Tuesday, January 29, 2013

Horseradish, Artichokes, Asparagus, Jerusalem Artichoke, and Rhubarb

Horseradish is a fast-growing perennial in USDA zones 3–9. Grows to 24 inches tall. Plant in late winter to early spring in deep, coarse, well-drained soil. Grows best in cool areas. Plant 1 ft. apart and expect a crop in about 1 year.

After the first frost in the autumn kills the leaves, the root is dug and divided. The main root is harvested and one or more large offshoots of the main root are replanted to produce next year’s crop. 


Horseradish left undisturbed in the garden spreads via underground shoots and can become invasive.  That is a good reason to plant in a contained area. I have had mine in a half wine barrel for years.

The improved Green Globe Artichoke variety yields over a long period of time, fall or spring, depending upon location. Can be pretty in landscaping with its fountain-like look of silver-green foliage. Flowers great for dried arrangements. Mature height is 3-4 ft. with 5-6 ft. diameter. Cold hardy to USDA Zone 5.

In warm areas, such as California where we are, treat as a perennial and leave for 6-7 years until they need to be divided. In colder regions, artichokes should be treated as annuals as the roots will die with prolonged freezing. Plant 4-6 ft. apart. 

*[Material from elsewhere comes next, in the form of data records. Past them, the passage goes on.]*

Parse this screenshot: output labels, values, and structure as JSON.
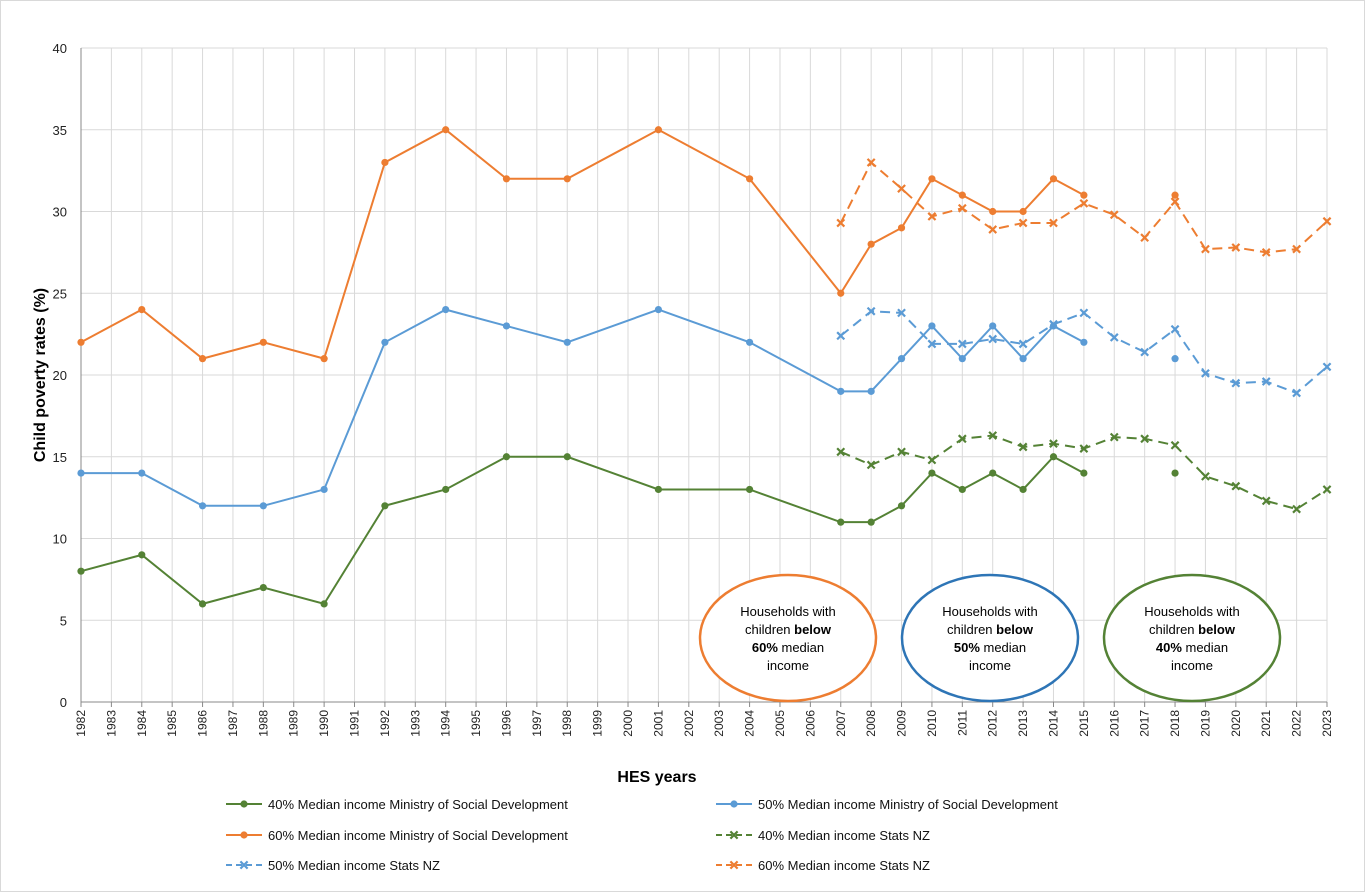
{
  "chart_data": {
    "type": "line",
    "title": "",
    "xlabel": "HES years",
    "ylabel": "Child poverty rates (%)",
    "ylim": [
      0,
      40
    ],
    "yticks": [
      0,
      5,
      10,
      15,
      20,
      25,
      30,
      35,
      40
    ],
    "x_categories": [
      "1982",
      "1983",
      "1984",
      "1985",
      "1986",
      "1987",
      "1988",
      "1989",
      "1990",
      "1991",
      "1992",
      "1993",
      "1994",
      "1995",
      "1996",
      "1997",
      "1998",
      "1999",
      "2000",
      "2001",
      "2002",
      "2003",
      "2004",
      "2005",
      "2006",
      "2007",
      "2008",
      "2009",
      "2010",
      "2011",
      "2012",
      "2013",
      "2014",
      "2015",
      "2016",
      "2017",
      "2018",
      "2019",
      "2020",
      "2021",
      "2022",
      "2023"
    ],
    "grid": true,
    "legend_position": "bottom",
    "series": [
      {
        "name": "40% Median income Ministry of Social Development",
        "color": "#548235",
        "dashed": false,
        "marker": "circle",
        "segments": [
          {
            "x": [
              "1982",
              "1984",
              "1986",
              "1988",
              "1990",
              "1992",
              "1994",
              "1996",
              "1998",
              "2001",
              "2004",
              "2007",
              "2008",
              "2009",
              "2010",
              "2011",
              "2012",
              "2013",
              "2014",
              "2015"
            ],
            "y": [
              8,
              9,
              6,
              7,
              6,
              12,
              13,
              15,
              15,
              13,
              13,
              11,
              11,
              12,
              14,
              13,
              14,
              13,
              15,
              14
            ]
          },
          {
            "x": [
              "2018"
            ],
            "y": [
              14
            ]
          }
        ]
      },
      {
        "name": "50% Median income Ministry of Social Development",
        "color": "#5b9bd5",
        "dashed": false,
        "marker": "circle",
        "segments": [
          {
            "x": [
              "1982",
              "1984",
              "1986",
              "1988",
              "1990",
              "1992",
              "1994",
              "1996",
              "1998",
              "2001",
              "2004",
              "2007",
              "2008",
              "2009",
              "2010",
              "2011",
              "2012",
              "2013",
              "2014",
              "2015"
            ],
            "y": [
              14,
              14,
              12,
              12,
              13,
              22,
              24,
              23,
              22,
              24,
              22,
              19,
              19,
              21,
              23,
              21,
              23,
              21,
              23,
              22
            ]
          },
          {
            "x": [
              "2018"
            ],
            "y": [
              21
            ]
          }
        ]
      },
      {
        "name": "60% Median income Ministry of Social Development",
        "color": "#ed7d31",
        "dashed": false,
        "marker": "circle",
        "segments": [
          {
            "x": [
              "1982",
              "1984",
              "1986",
              "1988",
              "1990",
              "1992",
              "1994",
              "1996",
              "1998",
              "2001",
              "2004",
              "2007",
              "2008",
              "2009",
              "2010",
              "2011",
              "2012",
              "2013",
              "2014",
              "2015"
            ],
            "y": [
              22,
              24,
              21,
              22,
              21,
              33,
              35,
              32,
              32,
              35,
              32,
              25,
              28,
              29,
              32,
              31,
              30,
              30,
              32,
              31
            ]
          },
          {
            "x": [
              "2018"
            ],
            "y": [
              31
            ]
          }
        ]
      },
      {
        "name": "40% Median income Stats NZ",
        "color": "#548235",
        "dashed": true,
        "marker": "x",
        "segments": [
          {
            "x": [
              "2007",
              "2008",
              "2009",
              "2010",
              "2011",
              "2012",
              "2013",
              "2014",
              "2015",
              "2016",
              "2017",
              "2018",
              "2019",
              "2020",
              "2021",
              "2022",
              "2023"
            ],
            "y": [
              15.3,
              14.5,
              15.3,
              14.8,
              16.1,
              16.3,
              15.6,
              15.8,
              15.5,
              16.2,
              16.1,
              15.7,
              13.8,
              13.2,
              12.3,
              11.8,
              13.0
            ]
          }
        ]
      },
      {
        "name": "50% Median income Stats NZ",
        "color": "#5b9bd5",
        "dashed": true,
        "marker": "x",
        "segments": [
          {
            "x": [
              "2007",
              "2008",
              "2009",
              "2010",
              "2011",
              "2012",
              "2013",
              "2014",
              "2015",
              "2016",
              "2017",
              "2018",
              "2019",
              "2020",
              "2021",
              "2022",
              "2023"
            ],
            "y": [
              22.4,
              23.9,
              23.8,
              21.9,
              21.9,
              22.2,
              21.9,
              23.1,
              23.8,
              22.3,
              21.4,
              22.8,
              20.1,
              19.5,
              19.6,
              18.9,
              20.5
            ]
          }
        ]
      },
      {
        "name": "60% Median income Stats NZ",
        "color": "#ed7d31",
        "dashed": true,
        "marker": "x",
        "segments": [
          {
            "x": [
              "2007",
              "2008",
              "2009",
              "2010",
              "2011",
              "2012",
              "2013",
              "2014",
              "2015",
              "2016",
              "2017",
              "2018",
              "2019",
              "2020",
              "2021",
              "2022",
              "2023"
            ],
            "y": [
              29.3,
              33.0,
              31.4,
              29.7,
              30.2,
              28.9,
              29.3,
              29.3,
              30.5,
              29.8,
              28.4,
              30.6,
              27.7,
              27.8,
              27.5,
              27.7,
              29.4
            ]
          }
        ]
      }
    ],
    "annotations": [
      {
        "color": "#ed7d31",
        "lines": [
          [
            "Households with"
          ],
          [
            "children ",
            "below"
          ],
          [
            "60%",
            " median"
          ],
          [
            "income"
          ]
        ]
      },
      {
        "color": "#2e75b6",
        "lines": [
          [
            "Households with"
          ],
          [
            "children ",
            "below"
          ],
          [
            "50%",
            " median"
          ],
          [
            "income"
          ]
        ]
      },
      {
        "color": "#548235",
        "lines": [
          [
            "Households with"
          ],
          [
            "children ",
            "below"
          ],
          [
            "40%",
            " median"
          ],
          [
            "income"
          ]
        ]
      }
    ]
  }
}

Jerusalem artichokes are a perennial that produces edible tubers which are good fresh, in salads, boiled or in soups. The plants can be used in some landscape situations making a high hedge in one growing season. The flowers resemble small sunflowers or large daisies that ripen in late fall. Mature height is 8-10 ft with a 3-6 ft spread.

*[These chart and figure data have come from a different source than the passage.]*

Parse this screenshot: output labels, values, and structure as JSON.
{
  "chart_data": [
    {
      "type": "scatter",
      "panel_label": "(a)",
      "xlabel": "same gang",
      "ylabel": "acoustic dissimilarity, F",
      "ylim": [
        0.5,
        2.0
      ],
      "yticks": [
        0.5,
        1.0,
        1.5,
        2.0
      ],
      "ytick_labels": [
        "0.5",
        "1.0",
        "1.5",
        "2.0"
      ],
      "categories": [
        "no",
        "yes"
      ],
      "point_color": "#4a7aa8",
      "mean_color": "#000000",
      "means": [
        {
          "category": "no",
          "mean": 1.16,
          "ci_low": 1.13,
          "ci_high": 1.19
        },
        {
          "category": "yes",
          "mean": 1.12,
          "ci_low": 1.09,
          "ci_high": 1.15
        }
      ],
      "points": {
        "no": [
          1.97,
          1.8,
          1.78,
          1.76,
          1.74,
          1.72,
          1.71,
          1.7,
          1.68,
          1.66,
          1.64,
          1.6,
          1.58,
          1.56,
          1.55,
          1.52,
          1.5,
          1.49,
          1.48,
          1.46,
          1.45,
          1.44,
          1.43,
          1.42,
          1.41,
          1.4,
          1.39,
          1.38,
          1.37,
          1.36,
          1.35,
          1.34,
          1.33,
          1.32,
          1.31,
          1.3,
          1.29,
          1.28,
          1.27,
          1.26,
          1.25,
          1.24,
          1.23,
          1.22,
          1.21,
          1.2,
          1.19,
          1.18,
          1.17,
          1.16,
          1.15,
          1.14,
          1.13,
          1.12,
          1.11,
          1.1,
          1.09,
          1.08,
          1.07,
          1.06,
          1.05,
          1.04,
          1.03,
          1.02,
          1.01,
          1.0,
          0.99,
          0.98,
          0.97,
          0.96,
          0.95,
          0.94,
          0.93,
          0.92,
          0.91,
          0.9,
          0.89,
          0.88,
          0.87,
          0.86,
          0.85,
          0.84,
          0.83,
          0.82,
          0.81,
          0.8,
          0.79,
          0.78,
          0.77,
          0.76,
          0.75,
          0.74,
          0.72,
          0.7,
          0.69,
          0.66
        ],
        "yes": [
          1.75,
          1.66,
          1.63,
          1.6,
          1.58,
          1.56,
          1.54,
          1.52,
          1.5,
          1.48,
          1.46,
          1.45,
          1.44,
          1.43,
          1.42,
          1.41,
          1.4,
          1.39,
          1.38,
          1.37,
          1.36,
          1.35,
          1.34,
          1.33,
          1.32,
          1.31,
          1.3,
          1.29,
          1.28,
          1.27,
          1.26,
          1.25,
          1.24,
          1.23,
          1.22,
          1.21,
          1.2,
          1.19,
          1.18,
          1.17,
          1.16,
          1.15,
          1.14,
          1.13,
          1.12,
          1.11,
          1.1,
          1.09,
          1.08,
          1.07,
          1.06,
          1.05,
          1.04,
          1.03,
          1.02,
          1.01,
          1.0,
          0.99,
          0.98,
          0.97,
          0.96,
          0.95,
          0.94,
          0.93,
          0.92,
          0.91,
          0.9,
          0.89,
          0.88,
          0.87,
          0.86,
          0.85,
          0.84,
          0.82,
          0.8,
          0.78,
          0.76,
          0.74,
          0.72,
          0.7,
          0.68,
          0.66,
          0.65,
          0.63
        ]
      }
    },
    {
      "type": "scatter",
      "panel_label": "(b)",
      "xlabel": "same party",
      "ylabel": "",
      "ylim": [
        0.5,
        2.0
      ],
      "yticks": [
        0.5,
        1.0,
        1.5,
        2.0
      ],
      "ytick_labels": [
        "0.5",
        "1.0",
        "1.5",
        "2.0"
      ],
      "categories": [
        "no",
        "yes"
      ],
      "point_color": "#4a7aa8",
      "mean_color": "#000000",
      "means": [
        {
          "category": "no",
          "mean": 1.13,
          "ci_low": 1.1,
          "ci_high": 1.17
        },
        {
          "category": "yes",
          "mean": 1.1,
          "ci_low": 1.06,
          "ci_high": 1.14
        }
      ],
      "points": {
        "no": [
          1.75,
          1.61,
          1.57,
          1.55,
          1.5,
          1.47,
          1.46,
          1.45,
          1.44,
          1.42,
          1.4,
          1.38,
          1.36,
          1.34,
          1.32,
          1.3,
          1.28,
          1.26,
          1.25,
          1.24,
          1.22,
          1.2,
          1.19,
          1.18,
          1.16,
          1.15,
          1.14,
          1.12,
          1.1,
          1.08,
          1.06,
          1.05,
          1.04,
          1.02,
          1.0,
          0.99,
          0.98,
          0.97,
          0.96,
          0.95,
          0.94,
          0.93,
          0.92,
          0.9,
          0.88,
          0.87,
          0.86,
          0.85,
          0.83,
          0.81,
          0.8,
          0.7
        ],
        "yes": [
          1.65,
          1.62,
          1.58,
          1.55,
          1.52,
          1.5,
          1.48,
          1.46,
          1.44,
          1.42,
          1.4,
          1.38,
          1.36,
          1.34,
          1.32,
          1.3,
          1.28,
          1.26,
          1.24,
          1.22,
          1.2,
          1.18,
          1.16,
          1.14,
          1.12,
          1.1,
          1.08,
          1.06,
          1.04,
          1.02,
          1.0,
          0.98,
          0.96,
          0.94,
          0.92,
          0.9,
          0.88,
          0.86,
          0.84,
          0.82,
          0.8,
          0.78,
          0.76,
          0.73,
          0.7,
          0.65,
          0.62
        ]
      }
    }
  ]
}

The Jerusalem artichoke can be produced throughout the United States. However, the plant is better adapted to the northern two-thirds of the country than the southern third. Often used for pickling purposes. Fresh tuber tastes like a water chestnut and is used in salads. Tubers can also be cooked like potatoes. The edible portion is the tuber or swollen end of an underground stem, which in some respects resembles a potato. 


Here is a video from Peaceful Valley  http://www.groworganic.com about growing and the fall care of horseradish, artichokes, asparagus, Jerusalem artichoke, and rhubarb.



As you can see, these vegetables are easy to grow and bring many rewards to the garden and a bountiful harvest with few amendments - just add compost and mulch well.